The third Estates Gazette 100 league table of leading firms of surveyors shows that turnover topped £1bn for the first time. But with economic uncertainty and the trend towards globalisation, caution still prevails
For the large practices, the main issues concern globalisation and consolidation, and how the major firms handle these issues We see some slowing of market growth in the first half, with increasing activity during the year. There are real opportunities for cross-border business This will be a more testing year but one with a greater opportunity to show real performance We must ensure that we understand clients’ roles and requirements and identify the most profitable areas of business during a time of uncertainty There is a slowing down. However, this provides better opportunities for surveyors and clients who are experts in their fields |
Last year was a fascinating one for observers of UK commercial surveying businesses.
It was a vintage year. For the first time, the total turnover of the EG 100 was more than £1bn: at £1.03bn, fees were 10.4% up on the 1997 total of £934m.
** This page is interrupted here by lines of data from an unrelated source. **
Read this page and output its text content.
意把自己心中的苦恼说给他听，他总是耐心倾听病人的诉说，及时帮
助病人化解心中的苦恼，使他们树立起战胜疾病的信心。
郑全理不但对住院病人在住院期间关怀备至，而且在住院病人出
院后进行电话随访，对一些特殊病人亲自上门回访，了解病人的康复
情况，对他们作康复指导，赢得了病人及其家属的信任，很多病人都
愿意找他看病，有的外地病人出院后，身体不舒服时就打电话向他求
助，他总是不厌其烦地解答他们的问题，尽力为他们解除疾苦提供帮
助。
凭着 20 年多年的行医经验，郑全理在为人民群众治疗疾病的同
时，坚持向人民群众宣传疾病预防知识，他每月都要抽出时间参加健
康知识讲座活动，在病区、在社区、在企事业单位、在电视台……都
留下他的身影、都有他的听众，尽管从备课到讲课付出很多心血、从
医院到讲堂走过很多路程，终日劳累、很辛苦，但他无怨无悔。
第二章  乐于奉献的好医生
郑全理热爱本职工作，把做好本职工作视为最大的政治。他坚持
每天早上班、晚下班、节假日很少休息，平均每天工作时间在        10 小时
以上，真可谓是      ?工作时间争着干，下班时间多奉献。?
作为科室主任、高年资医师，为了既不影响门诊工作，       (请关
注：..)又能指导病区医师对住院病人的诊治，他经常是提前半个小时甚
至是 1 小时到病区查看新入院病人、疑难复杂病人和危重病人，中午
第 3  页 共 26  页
In other words, there was almost another £100m of fees to be divvied up between the players.
It was also unprecedented in terms of merger activity. Four of the UK’s finest opted for takeover or merger with US concerns in the continuing drive towards globalisation – at the same time making the owners of those UK businesses considerably richer.
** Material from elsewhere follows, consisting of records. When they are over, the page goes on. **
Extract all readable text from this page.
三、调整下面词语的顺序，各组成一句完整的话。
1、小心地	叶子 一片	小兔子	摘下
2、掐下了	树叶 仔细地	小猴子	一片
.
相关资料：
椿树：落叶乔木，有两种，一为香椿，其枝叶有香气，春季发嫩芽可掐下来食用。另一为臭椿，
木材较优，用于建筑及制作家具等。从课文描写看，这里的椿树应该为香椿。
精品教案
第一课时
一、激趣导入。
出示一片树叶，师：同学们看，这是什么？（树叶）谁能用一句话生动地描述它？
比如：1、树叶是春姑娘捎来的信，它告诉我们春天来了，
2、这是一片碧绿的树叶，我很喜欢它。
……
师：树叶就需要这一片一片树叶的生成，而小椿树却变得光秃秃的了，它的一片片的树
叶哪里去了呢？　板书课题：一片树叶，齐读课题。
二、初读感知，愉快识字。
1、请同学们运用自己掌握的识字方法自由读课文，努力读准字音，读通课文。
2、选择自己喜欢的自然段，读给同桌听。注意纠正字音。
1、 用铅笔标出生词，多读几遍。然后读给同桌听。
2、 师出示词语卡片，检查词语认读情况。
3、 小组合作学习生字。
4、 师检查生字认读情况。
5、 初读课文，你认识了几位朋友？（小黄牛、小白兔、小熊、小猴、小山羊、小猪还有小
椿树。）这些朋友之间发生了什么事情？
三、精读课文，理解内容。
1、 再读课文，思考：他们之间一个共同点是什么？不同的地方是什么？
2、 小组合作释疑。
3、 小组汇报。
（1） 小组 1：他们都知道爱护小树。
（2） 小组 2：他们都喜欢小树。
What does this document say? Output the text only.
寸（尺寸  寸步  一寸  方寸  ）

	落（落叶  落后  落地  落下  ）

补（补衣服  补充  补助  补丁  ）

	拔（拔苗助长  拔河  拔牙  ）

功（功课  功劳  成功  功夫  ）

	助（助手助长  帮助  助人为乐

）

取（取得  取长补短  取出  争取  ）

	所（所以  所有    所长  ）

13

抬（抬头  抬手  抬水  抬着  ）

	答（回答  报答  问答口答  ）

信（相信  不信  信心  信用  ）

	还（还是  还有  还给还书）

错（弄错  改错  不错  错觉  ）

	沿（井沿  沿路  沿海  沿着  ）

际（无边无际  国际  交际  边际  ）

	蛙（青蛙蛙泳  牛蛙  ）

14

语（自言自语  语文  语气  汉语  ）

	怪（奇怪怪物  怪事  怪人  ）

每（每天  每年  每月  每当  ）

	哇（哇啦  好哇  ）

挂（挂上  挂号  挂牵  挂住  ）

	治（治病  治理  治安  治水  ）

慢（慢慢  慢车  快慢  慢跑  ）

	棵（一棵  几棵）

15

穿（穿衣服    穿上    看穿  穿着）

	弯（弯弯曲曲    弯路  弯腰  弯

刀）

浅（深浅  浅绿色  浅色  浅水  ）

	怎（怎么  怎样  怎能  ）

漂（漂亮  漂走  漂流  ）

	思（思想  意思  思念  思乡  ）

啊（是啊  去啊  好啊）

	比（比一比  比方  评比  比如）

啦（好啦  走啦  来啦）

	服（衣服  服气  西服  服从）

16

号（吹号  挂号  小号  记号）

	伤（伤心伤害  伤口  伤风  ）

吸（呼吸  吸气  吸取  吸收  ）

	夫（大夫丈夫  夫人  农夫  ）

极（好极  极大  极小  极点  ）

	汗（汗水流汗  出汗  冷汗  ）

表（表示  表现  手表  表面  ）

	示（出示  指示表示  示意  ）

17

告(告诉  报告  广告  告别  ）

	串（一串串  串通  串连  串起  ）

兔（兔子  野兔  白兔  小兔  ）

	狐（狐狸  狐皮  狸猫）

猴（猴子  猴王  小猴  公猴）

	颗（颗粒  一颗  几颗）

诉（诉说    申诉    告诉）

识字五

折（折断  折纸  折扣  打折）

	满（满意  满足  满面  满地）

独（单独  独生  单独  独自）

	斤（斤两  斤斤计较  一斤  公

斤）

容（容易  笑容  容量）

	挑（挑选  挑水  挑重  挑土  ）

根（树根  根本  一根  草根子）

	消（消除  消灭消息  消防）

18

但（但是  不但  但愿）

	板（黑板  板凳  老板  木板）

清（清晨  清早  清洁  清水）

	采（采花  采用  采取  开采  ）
The activity provoked much debate: were the sell-offs another sign that the property market had peaked? Or is globalisation a real part of modern business that is here to stay? And have we seen all the big deals already or are there more to come? In Grubb & Ellis, there is one more quoted US property consultant on record as having aspirations to expand into the UK and Europe.
Along with the economy, it was managing the issues associated with globalisation that emerged as the main concern for the businesses in the EG 100. This applies as much to the medium-sized and smaller niche firms – many of which had a very successful and profitable year – as it does to the elite at the top of the table.
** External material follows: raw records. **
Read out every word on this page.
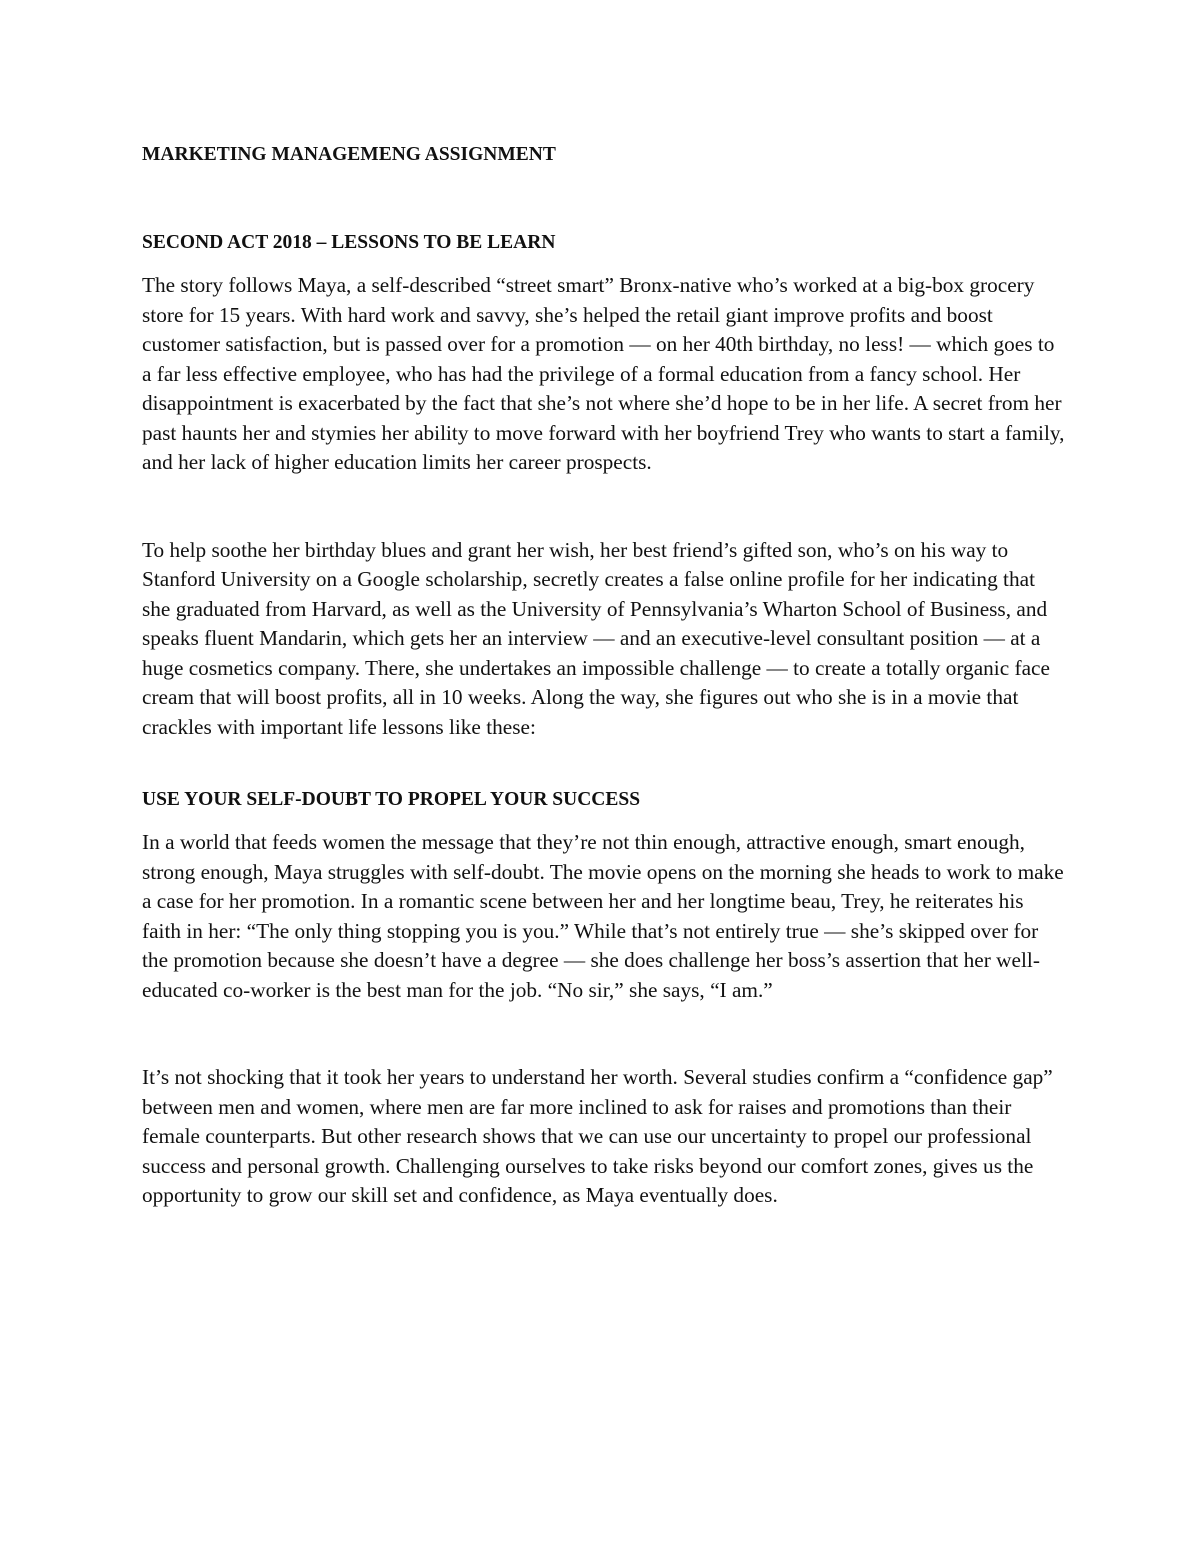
MARKETING MANAGEMENG ASSIGNMENT
SECOND ACT 2018 – LESSONS TO BE LEARN

The story follows Maya, a self-described “street smart” Bronx-native who’s worked at a big-box grocery store for 15 years. With hard work and savvy, she’s helped the retail giant improve profits and boost customer satisfaction, but is passed over for a promotion — on her 40th birthday, no less! — which goes to a far less effective employee, who has had the privilege of a formal education from a fancy school. Her disappointment is exacerbated by the fact that she’s not where she’d hope to be in her life. A secret from her past haunts her and stymies her ability to move forward with her boyfriend Trey who wants to start a family, and her lack of higher education limits her career prospects.

To help soothe her birthday blues and grant her wish, her best friend’s gifted son, who’s on his way to Stanford University on a Google scholarship, secretly creates a false online profile for her indicating that she graduated from Harvard, as well as the University of Pennsylvania’s Wharton School of Business, and speaks fluent Mandarin, which gets her an interview — and an executive-level consultant position — at a huge cosmetics company. There, she undertakes an impossible challenge — to create a totally organic face cream that will boost profits, all in 10 weeks. Along the way, she figures out who she is in a movie that crackles with important life lessons like these:

USE YOUR SELF-DOUBT TO PROPEL YOUR SUCCESS

In a world that feeds women the message that they’re not thin enough, attractive enough, smart enough, strong enough, Maya struggles with self-doubt. The movie opens on the morning she heads to work to make a case for her promotion. In a romantic scene between her and her longtime beau, Trey, he reiterates his faith in her: “The only thing stopping you is you.” While that’s not entirely true — she’s skipped over for the promotion because she doesn’t have a degree — she does challenge her boss’s assertion that her well-educated co-worker is the best man for the job. “No sir,” she says, “I am.”

It’s not shocking that it took her years to understand her worth. Several studies confirm a “confidence gap” between men and women, where men are far more inclined to ask for raises and promotions than their female counterparts. But other research shows that we can use our uncertainty to propel our professional success and personal growth. Challenging ourselves to take risks beyond our comfort zones, gives us the opportunity to grow our skill set and confidence, as Maya eventually does.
Whether to merge or stay independent and how to protect market share from global competitors are real worries. There is also great interest in how the firms that have gone global will manage the change to being part of worldwide organisations and how this will feed through to performance.
And on the economy? As we know, 1998 started strongly. And then the economy delivered a series of sharp shocks, starting in August and culminating in the stock market plummeting to a year low in October. Our survey was compiled in November, before the dramatic recovery in equities in December and before the downward trend in interest rates was firmly established. This was reflected in the property market, where there is a strong feeling that there was a big drop in confidence late last year, before rallying.
Looking forward, there remains considerable uncertainty. Only this week the British Retail Consortium said that some of its members had had “the worst Christmas they can remember”. Yet what comes through from the EG 100 is that the industry is in good shape, though cautious.
Though the number of surveying firms predicting an increase in turnover in the 1998-99 financial year is lower than in our 1997 survey – 65 instead of 84 – it is still a substantial number. The average anticipated increase in income is 9% and previous years’ predictions have proved to be fairly accurate. Last year’s figure, an average 12% increase, is not far off the 10.4% actually achieved.
Although firms are concerned about the impact of recession, many believe that they will ride out the storm and at least maintain their turnover.
And although there are concerns about areas of business, particularly agency, there is a feeling that the market will continue to present opportunities for growth and expansion, albeit that the strong will wrest business from the weak.